Au début de la pandémie mondiale du dernier coronavirus, les scientifiques ont déclaré que la découverte d’un vaccin n’est pas prévue pour bientôt. Avec le nombre d’études et de tests par lesquels doit passer un remède candidat, la procédure portera sûrement ses fruits en 2021. 

Publicité

Cependant, les efforts se multiplient dans ce sens, et des pistes prometteuses sont explorées et approfondies. 

En Russie, une équipe d’experts font actuellement des recherches sur un moyen inédit, selon lequel ils utiliseraient la lumière ultraviolette pour désinfecter le corps de l’intérieur. 

Les scientifiques de l’institut de physique et d’ingénierie énergétique (IPPE) travaillent sur ce projet et nomment l’initiative « Gaz lumineux ».

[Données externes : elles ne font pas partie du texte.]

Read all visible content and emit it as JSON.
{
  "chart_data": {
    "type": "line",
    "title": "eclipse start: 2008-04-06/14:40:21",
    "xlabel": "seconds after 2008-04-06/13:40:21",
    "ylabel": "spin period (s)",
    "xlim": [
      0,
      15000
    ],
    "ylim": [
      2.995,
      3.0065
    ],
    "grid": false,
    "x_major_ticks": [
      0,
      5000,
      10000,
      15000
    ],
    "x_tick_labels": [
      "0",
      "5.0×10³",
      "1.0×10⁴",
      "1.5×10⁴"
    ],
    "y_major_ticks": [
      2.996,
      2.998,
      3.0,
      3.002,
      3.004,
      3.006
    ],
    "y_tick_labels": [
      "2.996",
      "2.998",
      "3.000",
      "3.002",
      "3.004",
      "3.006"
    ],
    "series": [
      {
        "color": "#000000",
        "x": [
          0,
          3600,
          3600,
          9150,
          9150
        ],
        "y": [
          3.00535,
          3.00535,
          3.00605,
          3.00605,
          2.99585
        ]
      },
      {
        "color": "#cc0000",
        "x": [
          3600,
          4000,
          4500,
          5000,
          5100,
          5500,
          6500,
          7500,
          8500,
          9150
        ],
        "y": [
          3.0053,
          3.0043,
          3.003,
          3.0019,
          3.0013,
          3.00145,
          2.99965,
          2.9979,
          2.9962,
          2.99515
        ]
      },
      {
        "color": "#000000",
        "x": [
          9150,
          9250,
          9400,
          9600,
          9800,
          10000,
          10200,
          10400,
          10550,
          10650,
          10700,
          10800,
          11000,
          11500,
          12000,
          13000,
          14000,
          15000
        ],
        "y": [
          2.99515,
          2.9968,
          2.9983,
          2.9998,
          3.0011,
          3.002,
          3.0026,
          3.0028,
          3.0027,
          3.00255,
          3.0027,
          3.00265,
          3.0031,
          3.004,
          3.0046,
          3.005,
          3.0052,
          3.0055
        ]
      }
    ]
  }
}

Andrei Goverdovsky, de la société nucléaire d’État « Rosatom », déclare que les composants inhalés choisis restent activés et agissent directement sur les poumons. En plus de l’espoir d’éliminer le SRAS-CoV-2, cette technique pourrait être exploitée pour guérir d’autres maladies telles que la tuberculose et le cancer.

Public Domain

En fait, l’idée de l’utilisation des radiations UV in vivo a été initialement proposée par le président américain Donald Trump, lors d’une conférence de presse datant du 23 avril. Celui-ci a parlé de l’introduction de la lumière ultraviolette à travers la peau, ou l’injection d’une substance désinfectante, qui désactivera le virus. 

Tandis que cette dernière a été promptement condamnée par la communauté scientifique et les prestataires de santé, l’irradiation des poumons avec des rayonnements UV fut largement considérée. 

Actuellement, ce concept est traité par les chercheurs de Cedars-Sinai, établissement de santé à but non lucratif, ainsi que la société pharmaceutique Aytu BioScience. L’étude est au stade préclinique et vise une technologie utilisant les UV intermittents — spécifiques aux traitements des virus et bactéries —. 

Bien que les essais sur les patients n’aient pas encore été effectués, Cedars-Sinai et Aytu BioScience ont signé un accord de licence en espérant que l’initiative serait le prochain traitement du COVID-19.

Mark Pimentel, Directeur de recherche de l’organisation de soins à but non lucratif, explique le procédé « Healight ». Celui-ci correspond à une administration de la lumière ultraviolette à l’aide d’un appareil médical endotrachéal. Un spectre lumineux de rayons de type UV-A serait capable de tuer les germes, y compris le coronavirus, dans les cellules infectées tout en préservant leur intégrité.